On
the clean, light beige floor, a sunflower seed laid. Or so it seemed. A
sunflower seed, or pip. Not a berry, nor a bud, no grain, germ, spore or sperm.
Closer inspection showed it was a ceramic representation of a sunflower seed, baked
in an oven at 1125 degrees centigrade in an engobe wash of white on a dark grey
clay base. It was perfect in every way, dimension, and colour, with all the
right sunflower seedness it could possibly aspire to, except for the element of
Life, the possibility of brood, descendants, heirs, offspring, posterity, spawn,
spouting greens and petals flopping about in the Tuscan wind, to end its life
nipped by a woman’s front teeth or a parrot’s beak. And, of course, this seed
or pip being not of natural but of a human species kind of origin. Human
nature. A total fake. A perfect fake…
Right
next to the first ceramic sunflower seed, a second ceramic sunflower seed or
kernel lay, equally perfect in sunflower seedy replication. It lay on a tilt,
casting a vague little shadow on the first of the sunflower seeds, which caused
it no harm or devaluation but, instead, only added to the reality of the scene
of sunflower seeds and pips.

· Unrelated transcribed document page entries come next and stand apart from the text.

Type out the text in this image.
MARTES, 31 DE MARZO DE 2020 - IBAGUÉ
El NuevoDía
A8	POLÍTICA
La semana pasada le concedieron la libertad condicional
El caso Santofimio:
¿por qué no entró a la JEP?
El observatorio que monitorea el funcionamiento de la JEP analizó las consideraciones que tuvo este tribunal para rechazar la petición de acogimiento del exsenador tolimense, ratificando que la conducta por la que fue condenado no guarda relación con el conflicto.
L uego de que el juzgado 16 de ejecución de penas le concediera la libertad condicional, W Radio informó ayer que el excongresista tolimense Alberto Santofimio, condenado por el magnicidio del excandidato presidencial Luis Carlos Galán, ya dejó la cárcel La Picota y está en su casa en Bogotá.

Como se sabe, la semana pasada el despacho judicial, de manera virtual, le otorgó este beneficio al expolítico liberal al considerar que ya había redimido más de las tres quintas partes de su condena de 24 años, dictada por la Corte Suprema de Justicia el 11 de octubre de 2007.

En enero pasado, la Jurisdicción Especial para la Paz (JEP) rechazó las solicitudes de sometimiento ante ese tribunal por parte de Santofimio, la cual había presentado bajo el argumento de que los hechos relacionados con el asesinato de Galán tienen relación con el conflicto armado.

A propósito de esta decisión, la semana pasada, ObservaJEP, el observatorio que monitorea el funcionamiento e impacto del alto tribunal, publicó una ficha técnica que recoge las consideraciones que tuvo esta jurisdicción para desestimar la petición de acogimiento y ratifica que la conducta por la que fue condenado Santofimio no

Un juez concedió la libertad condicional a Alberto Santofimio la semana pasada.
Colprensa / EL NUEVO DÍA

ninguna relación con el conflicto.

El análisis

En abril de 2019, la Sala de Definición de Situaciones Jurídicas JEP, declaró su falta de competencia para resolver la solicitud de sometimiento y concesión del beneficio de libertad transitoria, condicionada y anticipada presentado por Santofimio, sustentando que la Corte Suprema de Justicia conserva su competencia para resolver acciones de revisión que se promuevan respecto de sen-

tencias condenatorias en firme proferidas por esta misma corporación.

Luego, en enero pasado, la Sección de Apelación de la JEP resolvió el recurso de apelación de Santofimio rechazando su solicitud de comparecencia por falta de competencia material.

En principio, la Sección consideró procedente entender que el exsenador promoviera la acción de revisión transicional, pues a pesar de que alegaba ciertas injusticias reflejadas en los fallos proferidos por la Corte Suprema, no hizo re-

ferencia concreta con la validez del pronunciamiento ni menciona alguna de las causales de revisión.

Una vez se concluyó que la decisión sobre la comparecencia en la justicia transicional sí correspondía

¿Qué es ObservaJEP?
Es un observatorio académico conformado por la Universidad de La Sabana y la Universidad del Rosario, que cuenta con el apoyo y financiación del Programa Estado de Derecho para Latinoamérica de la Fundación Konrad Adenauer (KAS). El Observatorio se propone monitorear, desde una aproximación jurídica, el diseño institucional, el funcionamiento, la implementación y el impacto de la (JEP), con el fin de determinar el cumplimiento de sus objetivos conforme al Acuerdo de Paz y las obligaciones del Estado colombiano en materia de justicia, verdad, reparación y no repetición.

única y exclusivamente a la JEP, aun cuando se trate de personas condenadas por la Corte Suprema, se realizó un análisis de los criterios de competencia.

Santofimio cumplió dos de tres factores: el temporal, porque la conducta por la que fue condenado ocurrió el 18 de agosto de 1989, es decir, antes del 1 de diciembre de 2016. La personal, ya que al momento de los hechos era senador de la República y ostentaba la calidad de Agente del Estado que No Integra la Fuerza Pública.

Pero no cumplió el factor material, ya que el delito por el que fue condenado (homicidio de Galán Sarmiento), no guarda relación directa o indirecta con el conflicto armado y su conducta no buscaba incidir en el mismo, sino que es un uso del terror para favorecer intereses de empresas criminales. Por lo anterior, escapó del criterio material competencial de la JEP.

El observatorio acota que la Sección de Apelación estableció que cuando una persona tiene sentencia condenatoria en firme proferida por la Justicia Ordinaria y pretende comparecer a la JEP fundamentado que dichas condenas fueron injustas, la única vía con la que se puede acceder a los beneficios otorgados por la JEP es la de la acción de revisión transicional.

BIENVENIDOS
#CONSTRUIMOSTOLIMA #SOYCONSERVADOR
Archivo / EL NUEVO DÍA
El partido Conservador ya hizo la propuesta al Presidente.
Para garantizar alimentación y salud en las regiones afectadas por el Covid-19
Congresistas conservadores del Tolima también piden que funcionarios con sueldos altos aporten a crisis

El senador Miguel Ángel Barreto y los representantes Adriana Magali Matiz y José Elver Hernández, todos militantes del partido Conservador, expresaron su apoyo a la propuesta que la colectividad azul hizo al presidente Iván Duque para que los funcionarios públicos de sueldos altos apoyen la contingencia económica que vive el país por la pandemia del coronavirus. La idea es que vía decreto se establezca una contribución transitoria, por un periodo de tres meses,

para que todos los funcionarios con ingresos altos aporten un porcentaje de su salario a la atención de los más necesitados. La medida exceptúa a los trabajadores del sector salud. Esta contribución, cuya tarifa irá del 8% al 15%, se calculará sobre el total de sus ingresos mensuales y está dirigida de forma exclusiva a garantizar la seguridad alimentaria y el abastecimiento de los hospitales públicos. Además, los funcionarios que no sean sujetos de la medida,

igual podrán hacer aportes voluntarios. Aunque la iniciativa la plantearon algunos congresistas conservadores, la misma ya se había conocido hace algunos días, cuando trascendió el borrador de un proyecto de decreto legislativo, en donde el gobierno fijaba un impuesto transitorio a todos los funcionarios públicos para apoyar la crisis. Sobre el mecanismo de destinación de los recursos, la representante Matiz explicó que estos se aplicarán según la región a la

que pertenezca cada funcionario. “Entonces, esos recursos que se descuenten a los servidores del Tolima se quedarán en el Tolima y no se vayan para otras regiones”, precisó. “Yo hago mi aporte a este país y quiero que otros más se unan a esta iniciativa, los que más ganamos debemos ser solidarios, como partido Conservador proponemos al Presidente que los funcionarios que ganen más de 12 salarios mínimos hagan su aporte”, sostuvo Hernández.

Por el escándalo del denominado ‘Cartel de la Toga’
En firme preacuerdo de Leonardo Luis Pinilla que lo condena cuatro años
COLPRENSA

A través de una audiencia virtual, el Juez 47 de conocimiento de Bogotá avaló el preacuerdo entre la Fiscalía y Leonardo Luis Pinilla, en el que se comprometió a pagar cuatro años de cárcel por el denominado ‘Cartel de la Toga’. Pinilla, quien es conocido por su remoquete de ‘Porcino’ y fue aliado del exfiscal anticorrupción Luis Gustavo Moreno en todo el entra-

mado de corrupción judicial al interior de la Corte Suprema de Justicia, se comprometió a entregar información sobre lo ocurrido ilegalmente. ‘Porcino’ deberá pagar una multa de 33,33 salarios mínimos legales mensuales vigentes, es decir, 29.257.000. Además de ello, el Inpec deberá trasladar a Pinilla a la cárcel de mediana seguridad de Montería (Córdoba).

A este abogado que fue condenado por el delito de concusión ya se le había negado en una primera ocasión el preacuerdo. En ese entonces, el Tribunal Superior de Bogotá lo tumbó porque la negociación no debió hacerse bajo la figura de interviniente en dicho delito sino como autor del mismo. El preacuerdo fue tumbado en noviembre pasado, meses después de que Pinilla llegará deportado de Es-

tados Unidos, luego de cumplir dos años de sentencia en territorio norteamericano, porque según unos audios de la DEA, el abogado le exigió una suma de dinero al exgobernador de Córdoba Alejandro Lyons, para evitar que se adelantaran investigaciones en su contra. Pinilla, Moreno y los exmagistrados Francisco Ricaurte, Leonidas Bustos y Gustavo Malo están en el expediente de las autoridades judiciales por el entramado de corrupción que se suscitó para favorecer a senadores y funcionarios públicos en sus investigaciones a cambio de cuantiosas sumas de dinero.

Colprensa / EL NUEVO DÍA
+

This effect was further enhanced by the object
next to these two seeds, for next to it, adjacent and vis-à-vis, yet another
seed, pip or kernel was positioned, brushing the second seed or pip but not the
first since it was too far removed from the aforementioned seed replica.
Number
four of the sunflower seed imitations was a little harder to distinguish as it
was partly obscured by sunflower seeds seven and thirteen, about which further
information will be given forthright in full detail. But first it is about faux
sunflower seed number five we need to talk, which was quite similar in shape,
appearance and behaviour as sunflower seeds one to four and it lay on the
clean, light beige floor, sunflower seedy as can be. The same could be argued
about pip six, as I like to […]
Tomorrow I'll go on... and on... and on.
Tomorrow I'll go on... and on... and on.